Dragones en el probador
Esos focos cenitales que derrumban las carnes, multiplican la celulitis y resaltan hasta el más mínimo defecto


El rigor del verano nos desnuda, nos lleva hasta la playa o la piscina, saca a pasear las epidermis, centímetros de brazos y de piernas expuestos a la mirada de los demás pero, sobre todo, a la mirada propia, a ese escrutinio interior feroz y enemigo, a esa torcida manera que tenemos de habitar nuestra encarnadura, en especial las mujeres, que hemos elevado la insatisfacción física hasta la estratosfera. Ah, el cuerpo, qué desasosiego nos provoca a todos los humanos nuestro cuerpo, ese amasijo orgánico que no hemos elegido, lleno de necesidades, fragilidades y carencias. Ese cuerpo que nos enferma y que nos mata. Ya digo, es un problema para todos, pero numerosas investigaciones han demostrado que en las mujeres esta disociación entre lo físico y el yo es mucho mayor.
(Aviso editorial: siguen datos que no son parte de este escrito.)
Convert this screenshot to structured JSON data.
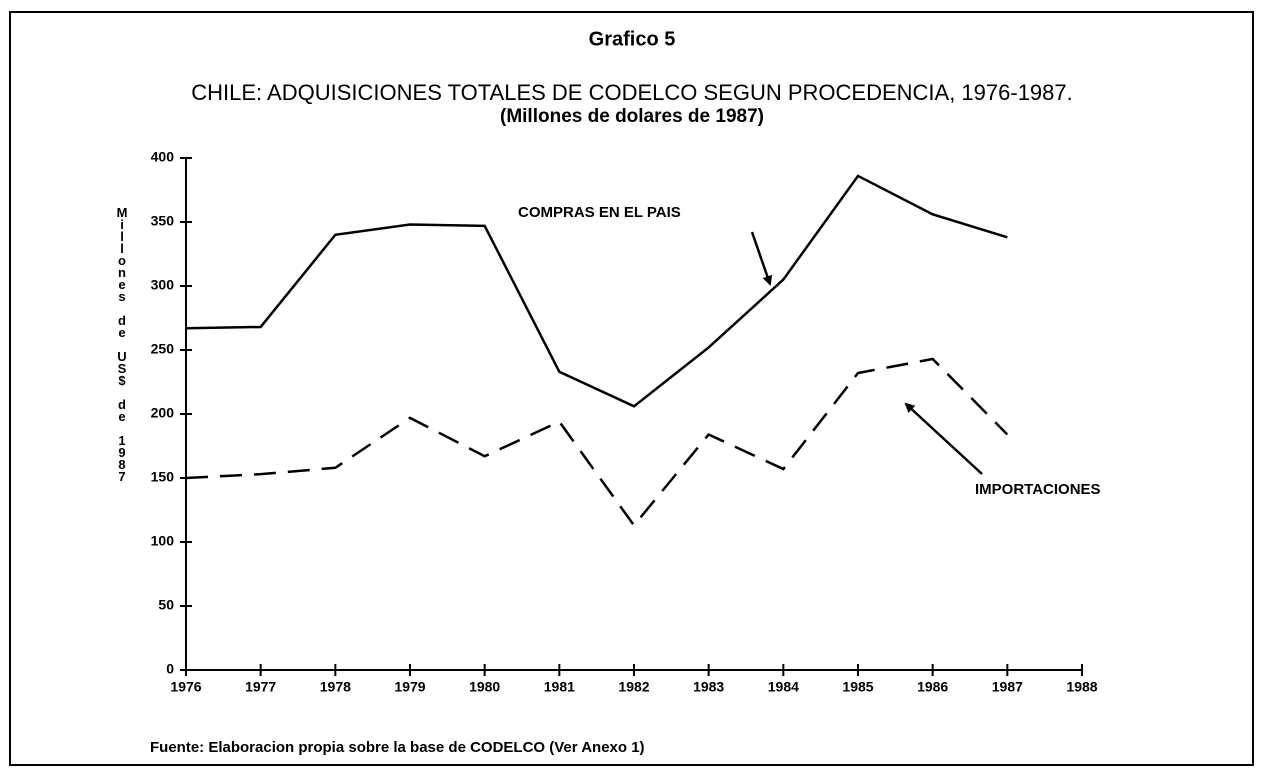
{
  "chart_data": {
    "type": "line",
    "header": "Grafico 5",
    "title": "CHILE: ADQUISICIONES TOTALES DE CODELCO SEGUN PROCEDENCIA, 1976-1987.",
    "subtitle": "(Millones de dolares de 1987)",
    "y_label": "Millones de US$ de 1987",
    "source": "Fuente: Elaboracion propia sobre la base de CODELCO (Ver Anexo 1)",
    "x": [
      1976,
      1977,
      1978,
      1979,
      1980,
      1981,
      1982,
      1983,
      1984,
      1985,
      1986,
      1987
    ],
    "series": [
      {
        "name": "COMPRAS EN EL PAIS",
        "color": "#000000",
        "line_style": "solid",
        "values": [
          267,
          268,
          340,
          348,
          347,
          233,
          206,
          252,
          305,
          386,
          356,
          338
        ]
      },
      {
        "name": "IMPORTACIONES",
        "color": "#000000",
        "line_style": "dashed",
        "values": [
          150,
          153,
          158,
          197,
          167,
          194,
          113,
          184,
          157,
          232,
          243,
          184
        ]
      }
    ],
    "xlim": [
      1976,
      1988
    ],
    "xticks": [
      1976,
      1977,
      1978,
      1979,
      1980,
      1981,
      1982,
      1983,
      1984,
      1985,
      1986,
      1987,
      1988
    ],
    "ylim": [
      0,
      400
    ],
    "yticks": [
      0,
      50,
      100,
      150,
      200,
      250,
      300,
      350,
      400
    ],
    "grid": false
  }
}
Diversos estudios de Dove han arrojado datos tan espeluznantes como que solo el 4% de las mujeres se consideran guapas o que el 70% de las niñas y adolescentes evitan actividades como ir a la playa porque les avergüenza su físico, y un trabajo de 2012 de la Northwestern University descubrió que el 93% de las mujeres se han sentido gordas en algún momento de su vida (yo incluida), una cifra por otra parte insuficiente como medida del desagrado hacia una misma, porque a ese 93% habría que añadir todas las chicas cuyo problema no es el exceso de kilos, sino creer que están demasiado delgadas, o que les falta pecho, o que tienen las piernas torcidas o los tobillos tan gruesos que no se atreven a mostrarlos, o a saber qué otro tormento estético más, porque poseemos una formidable capacidad para torturarnos de mil modos y para odiar nuestra anatomía con desolada inquina.
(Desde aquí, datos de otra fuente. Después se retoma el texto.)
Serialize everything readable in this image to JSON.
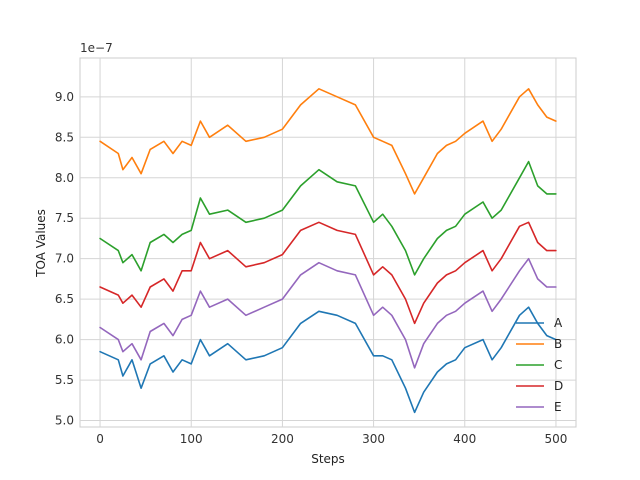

Y si esto nos pasa a las mujeres hechas y derechas, qué decir de las adolescentes, tan frágiles y maleables. Una amiga mía muy querida que tiene varias hijas en edades difíciles me cuenta lo que le espanta llegar a estas fechas y tener que ir con ellas a comprar trajes de baño, algo inevitable porque sus medidas han cambiado. Y como entrar en los probadores es una experiencia dantesca porque las niñas se horrorizan, lloran, no caben en el tallaje ridículamente pequeño de las marcas de moda adolescente (deberían multarlos por ello), se sienten despreciables y no susceptibles de ser amadas, se deprimen durante semanas e incluso pueden caer en picos de anorexia o de bulimia (un reciente metaanálisis internacional ha concluido que más del 22% de los menores de 18 años sufren un trastorno alimentario). “Hay dragones en el probador”, dice mi amiga.
Qué odiosos son los vestidores de las tiendas, en efecto. Qué profundamente desalentadores y peligrosos. No creo que haya mujer en el mundo que no haya tenido una experiencia mortificante ante el espejo de un probador (bueno, quizá ese 4% de bellas se haya salvado). Son cubículos iluminados por perversos psicópatas que sin duda odian a las mujeres, porque de otro modo no se entiende que pongan esos focos cenitales que derrumban las carnes, multiplican la celulitis, ensombrecen los hoyos y resaltan hasta el más mínimo defecto. Si a esto le unes nuestra patológica tendencia a vernos mal, ese sesgo visual que hace que nos percibamos como no somos, que solo nos fijemos en lo que no nos gusta y lo agrandemos y desmesuremos hasta convertirnos en rehenes de nuestro desagrado, resulta que irse a comprar ropa puede acabar siendo una experiencia traumática (los malditos tallajes liliputienses tampoco ayudan, repito).
Hace algunos años ya conté en este artículo una tarde de tiendas que compartí con mi amiga la viguesa Chus Lago, colosal deportista de élite, exploradora de la Antártida y tercera mujer en el mundo que subió al Everest sin oxígeno, una crack. Nos probábamos ropa y salíamos de los vestidores para vernos en los espejos de fuera y comentarnos los modelos la una a la otra. Tras adquirir las dos algunas prendas, nos fuimos a cenar y acabamos confesándonos algo: que nos habíamos envidiado mutuamente, que habíamos pensado que a quien le sentaban bien los modelos era a la otra. Yo aún me siento incapaz de entender cómo esa mujer más joven y mucho más atlética, torneada y musculosa que yo pudo ver algo mejor en mí, un autodesprecio por mi parte que sin duda ejemplifica la persistencia de nuestra fatal forma de mirarnos. Y de odiarnos. En fin, ayudaría tener tallas y probadores más humanos.